LLMs: Training Set of Explanations for Coreference Resolution Task


  • Lea Košmrlj University of Ljubljana
  • Tamara Podolski University of Ljubljana
  • Matic Šardi University of Ljubljana
  • Aleš Žagar University of Ljubljana



The Winograd Schema Challenge (WSC) task [1], a task of coreference resolution in natural language, was designed as a test of commonsense reasoning in machine learning models and proposed as an alternative to the Turing test. The task cannot be solved based on word distribution alone but requires both semantic and contextual understanding of the text, which poses a challenge for large language models (LLMs) and as such serves as a crucial evaluation task for assessing natural language understanding of modern LLMs.

An example of a WSC: The trophy doesn’t fit in the brown suitcase because it’s too small [1]. What does it refer to? Solving the coreference requires knowledge about physical object characteristics and object usage.


To tackle the WSC task, interconnected approaches incorporating additional knowledge into neural models and explainable artificial intelligence approaches have been developed. Injecting external knowledge can facilitate task-solving, while classification-based explanations allow models to specify which knowledge they employ, thereby improving LLM transparency.

A Slovene version of the WSC task is needed for testing the natural language understanding capabilities of Slovene models, since Slovene is a less-resourced language [2].


We are building a dataset which consists of 735 Slovene WSC examples requiring annotation based on knowledge classification, accompanied by semantic explanations justifying the chosen knowledge type for each solution. We have developed an ontology of background knowledge, which includes the laws of nature, spatio-temporal relations, biology, human psychology, cultural customs, social norms, etc. Textual explanations (e.g. Suitcases can only hold items smaller than themselves.) provide reasoning, thus contributing to a better understanding of the model’s predictions and improving methods for their training and evaluation.


The main milestones of the project included developing a classification scheme with knowledge for explaining WSC tasks, developing command prompts and utilizing LLMs like GPT-4 for machine-generated textual explanations. Manual labeling of the examples in the dataset is yet to follow.

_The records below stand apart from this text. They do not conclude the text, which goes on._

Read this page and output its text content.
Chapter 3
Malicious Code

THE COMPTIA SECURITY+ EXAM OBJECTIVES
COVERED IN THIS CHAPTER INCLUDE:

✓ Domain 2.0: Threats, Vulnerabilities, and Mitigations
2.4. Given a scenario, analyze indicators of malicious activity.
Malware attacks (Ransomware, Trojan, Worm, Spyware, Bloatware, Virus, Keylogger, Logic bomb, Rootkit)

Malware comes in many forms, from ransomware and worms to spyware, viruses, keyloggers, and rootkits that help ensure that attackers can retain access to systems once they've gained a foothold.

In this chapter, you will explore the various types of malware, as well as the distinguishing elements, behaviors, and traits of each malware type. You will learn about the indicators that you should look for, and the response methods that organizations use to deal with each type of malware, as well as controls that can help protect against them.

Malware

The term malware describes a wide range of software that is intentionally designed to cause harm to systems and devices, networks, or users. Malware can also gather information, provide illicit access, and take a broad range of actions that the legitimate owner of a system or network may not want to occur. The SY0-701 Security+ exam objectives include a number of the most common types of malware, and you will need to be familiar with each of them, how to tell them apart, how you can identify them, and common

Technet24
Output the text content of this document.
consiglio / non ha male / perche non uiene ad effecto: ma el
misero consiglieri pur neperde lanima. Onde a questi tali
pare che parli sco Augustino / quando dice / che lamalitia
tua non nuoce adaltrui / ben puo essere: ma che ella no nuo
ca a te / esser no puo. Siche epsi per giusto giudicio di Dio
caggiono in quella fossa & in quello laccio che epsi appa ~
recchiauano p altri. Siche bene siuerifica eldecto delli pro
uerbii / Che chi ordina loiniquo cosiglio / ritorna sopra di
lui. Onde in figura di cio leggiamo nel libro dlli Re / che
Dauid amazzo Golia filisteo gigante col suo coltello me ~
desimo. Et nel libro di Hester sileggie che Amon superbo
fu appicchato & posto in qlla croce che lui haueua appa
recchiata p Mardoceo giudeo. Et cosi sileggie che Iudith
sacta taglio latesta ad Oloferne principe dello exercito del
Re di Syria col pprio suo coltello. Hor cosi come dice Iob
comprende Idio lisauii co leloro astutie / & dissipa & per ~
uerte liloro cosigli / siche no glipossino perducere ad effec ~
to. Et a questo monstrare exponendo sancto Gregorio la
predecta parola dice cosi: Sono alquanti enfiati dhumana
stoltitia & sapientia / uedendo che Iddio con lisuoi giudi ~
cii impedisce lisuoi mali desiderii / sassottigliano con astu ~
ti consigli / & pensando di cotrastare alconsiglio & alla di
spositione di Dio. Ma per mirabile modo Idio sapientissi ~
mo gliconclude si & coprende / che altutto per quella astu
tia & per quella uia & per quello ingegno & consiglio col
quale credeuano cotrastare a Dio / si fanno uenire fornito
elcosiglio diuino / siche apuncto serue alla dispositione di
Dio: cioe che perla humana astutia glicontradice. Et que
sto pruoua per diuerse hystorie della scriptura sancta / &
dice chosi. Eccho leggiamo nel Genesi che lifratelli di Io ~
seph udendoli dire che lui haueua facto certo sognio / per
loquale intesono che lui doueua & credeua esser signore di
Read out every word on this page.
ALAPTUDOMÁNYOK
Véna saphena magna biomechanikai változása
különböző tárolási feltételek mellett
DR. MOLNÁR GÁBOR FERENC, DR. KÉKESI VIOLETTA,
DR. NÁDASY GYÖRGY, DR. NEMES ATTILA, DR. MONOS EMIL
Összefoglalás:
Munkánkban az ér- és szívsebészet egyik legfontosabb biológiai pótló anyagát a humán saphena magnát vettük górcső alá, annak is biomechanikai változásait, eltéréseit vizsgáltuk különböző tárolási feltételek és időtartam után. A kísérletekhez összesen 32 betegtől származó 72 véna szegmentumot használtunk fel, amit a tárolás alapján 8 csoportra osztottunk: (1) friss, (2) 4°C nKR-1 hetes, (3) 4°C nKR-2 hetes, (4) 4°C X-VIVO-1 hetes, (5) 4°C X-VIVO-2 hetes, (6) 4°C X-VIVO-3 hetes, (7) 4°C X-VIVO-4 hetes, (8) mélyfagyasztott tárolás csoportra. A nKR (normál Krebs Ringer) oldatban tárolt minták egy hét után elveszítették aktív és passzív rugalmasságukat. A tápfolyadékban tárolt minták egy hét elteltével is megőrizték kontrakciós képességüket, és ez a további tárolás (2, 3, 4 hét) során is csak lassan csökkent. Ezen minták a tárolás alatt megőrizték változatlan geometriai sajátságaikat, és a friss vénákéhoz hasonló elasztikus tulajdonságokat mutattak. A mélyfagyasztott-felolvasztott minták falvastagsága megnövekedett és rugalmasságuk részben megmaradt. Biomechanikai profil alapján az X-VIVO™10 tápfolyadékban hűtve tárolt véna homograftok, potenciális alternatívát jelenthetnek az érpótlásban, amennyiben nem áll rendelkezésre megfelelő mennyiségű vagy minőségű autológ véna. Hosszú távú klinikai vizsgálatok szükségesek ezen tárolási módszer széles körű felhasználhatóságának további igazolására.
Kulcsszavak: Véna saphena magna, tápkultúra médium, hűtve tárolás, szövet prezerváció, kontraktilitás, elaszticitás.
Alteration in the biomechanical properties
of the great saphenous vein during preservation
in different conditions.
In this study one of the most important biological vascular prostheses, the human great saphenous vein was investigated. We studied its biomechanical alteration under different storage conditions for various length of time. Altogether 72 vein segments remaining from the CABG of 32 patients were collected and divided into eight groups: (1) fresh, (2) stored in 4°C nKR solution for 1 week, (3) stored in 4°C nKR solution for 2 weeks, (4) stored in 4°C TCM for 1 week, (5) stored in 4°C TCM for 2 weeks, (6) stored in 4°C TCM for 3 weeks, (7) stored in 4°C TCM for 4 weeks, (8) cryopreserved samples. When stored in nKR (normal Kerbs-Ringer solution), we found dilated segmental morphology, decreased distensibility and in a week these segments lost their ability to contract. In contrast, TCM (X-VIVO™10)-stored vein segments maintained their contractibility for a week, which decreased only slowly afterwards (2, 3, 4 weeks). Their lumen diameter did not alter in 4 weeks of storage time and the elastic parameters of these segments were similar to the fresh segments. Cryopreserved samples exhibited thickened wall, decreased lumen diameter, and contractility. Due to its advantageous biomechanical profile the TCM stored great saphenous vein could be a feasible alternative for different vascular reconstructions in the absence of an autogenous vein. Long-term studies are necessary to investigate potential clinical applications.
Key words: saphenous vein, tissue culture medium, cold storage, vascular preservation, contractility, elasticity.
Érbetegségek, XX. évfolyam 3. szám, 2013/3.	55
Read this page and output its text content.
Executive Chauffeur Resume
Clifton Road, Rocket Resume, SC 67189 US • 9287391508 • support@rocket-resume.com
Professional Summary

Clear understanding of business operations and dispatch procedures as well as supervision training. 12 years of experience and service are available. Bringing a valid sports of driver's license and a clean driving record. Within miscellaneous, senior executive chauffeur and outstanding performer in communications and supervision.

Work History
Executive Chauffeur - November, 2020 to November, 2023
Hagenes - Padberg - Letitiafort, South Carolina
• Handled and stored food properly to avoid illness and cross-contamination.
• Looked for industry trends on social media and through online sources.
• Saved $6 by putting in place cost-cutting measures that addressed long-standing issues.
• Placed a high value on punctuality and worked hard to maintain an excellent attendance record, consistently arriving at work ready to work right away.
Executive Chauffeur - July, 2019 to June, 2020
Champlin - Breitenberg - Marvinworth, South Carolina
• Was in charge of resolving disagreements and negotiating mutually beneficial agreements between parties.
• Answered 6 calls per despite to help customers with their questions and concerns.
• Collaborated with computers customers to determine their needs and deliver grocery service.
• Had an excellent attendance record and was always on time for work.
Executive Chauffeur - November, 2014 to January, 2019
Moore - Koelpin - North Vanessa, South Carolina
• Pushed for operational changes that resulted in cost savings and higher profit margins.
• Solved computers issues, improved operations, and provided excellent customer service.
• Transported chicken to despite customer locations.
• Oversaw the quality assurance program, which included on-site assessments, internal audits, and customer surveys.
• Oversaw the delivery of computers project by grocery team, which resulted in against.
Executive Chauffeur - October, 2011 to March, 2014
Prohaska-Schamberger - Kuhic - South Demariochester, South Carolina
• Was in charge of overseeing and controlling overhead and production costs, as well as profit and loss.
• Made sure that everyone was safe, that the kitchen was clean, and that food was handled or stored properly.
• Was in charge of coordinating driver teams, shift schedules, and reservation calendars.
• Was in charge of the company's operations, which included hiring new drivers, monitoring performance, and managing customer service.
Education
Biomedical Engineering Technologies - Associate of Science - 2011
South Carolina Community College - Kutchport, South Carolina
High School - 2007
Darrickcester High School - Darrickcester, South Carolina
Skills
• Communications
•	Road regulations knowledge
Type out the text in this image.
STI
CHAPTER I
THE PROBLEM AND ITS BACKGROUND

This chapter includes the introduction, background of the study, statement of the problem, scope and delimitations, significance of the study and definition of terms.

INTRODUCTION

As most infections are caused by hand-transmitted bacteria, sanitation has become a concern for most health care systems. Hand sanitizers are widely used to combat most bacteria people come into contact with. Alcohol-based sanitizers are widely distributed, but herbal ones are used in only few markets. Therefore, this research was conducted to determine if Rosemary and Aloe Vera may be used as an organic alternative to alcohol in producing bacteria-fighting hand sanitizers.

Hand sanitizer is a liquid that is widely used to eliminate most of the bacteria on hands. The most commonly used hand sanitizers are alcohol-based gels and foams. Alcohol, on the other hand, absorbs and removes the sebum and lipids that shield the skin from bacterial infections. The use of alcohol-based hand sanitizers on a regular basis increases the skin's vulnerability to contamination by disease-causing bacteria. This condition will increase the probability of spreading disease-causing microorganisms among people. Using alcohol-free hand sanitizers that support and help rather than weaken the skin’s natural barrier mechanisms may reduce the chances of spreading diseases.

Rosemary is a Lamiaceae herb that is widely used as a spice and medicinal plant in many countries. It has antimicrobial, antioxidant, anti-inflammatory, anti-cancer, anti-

The project aims to extend the Slovene version of the WSC task to train LLMs, enabling testing of advanced natural language understanding abilities of models in Slovene, and improving their explainability. This effort also aims to promote understanding and trust in AI systems, which are pivotal for their transparent, reliable, and ethical development. The proposed multi-level classification of explanations will be a novelty that we intend to present in a high-quality publication. The upgraded WSC dataset will be freely available on the repository of CLARIN.SI.


[1] H. Levesque, E. Davis, L. Morgenstern, "The Winograd schema challenge," in Thirteenth international conference on the principles of knowledge representation and reasoning. Rome, Italy, 2012, p. 552–561.

[2] M. Ulčar and M. Robnik-Šikonja, “Sequence-to-sequence pretraining for a less-resourced Slovenian language,” Frontiers in Artificial Intelligence, vol. 6, Mar. 2023. doi:10.3389/frai.2023.932519.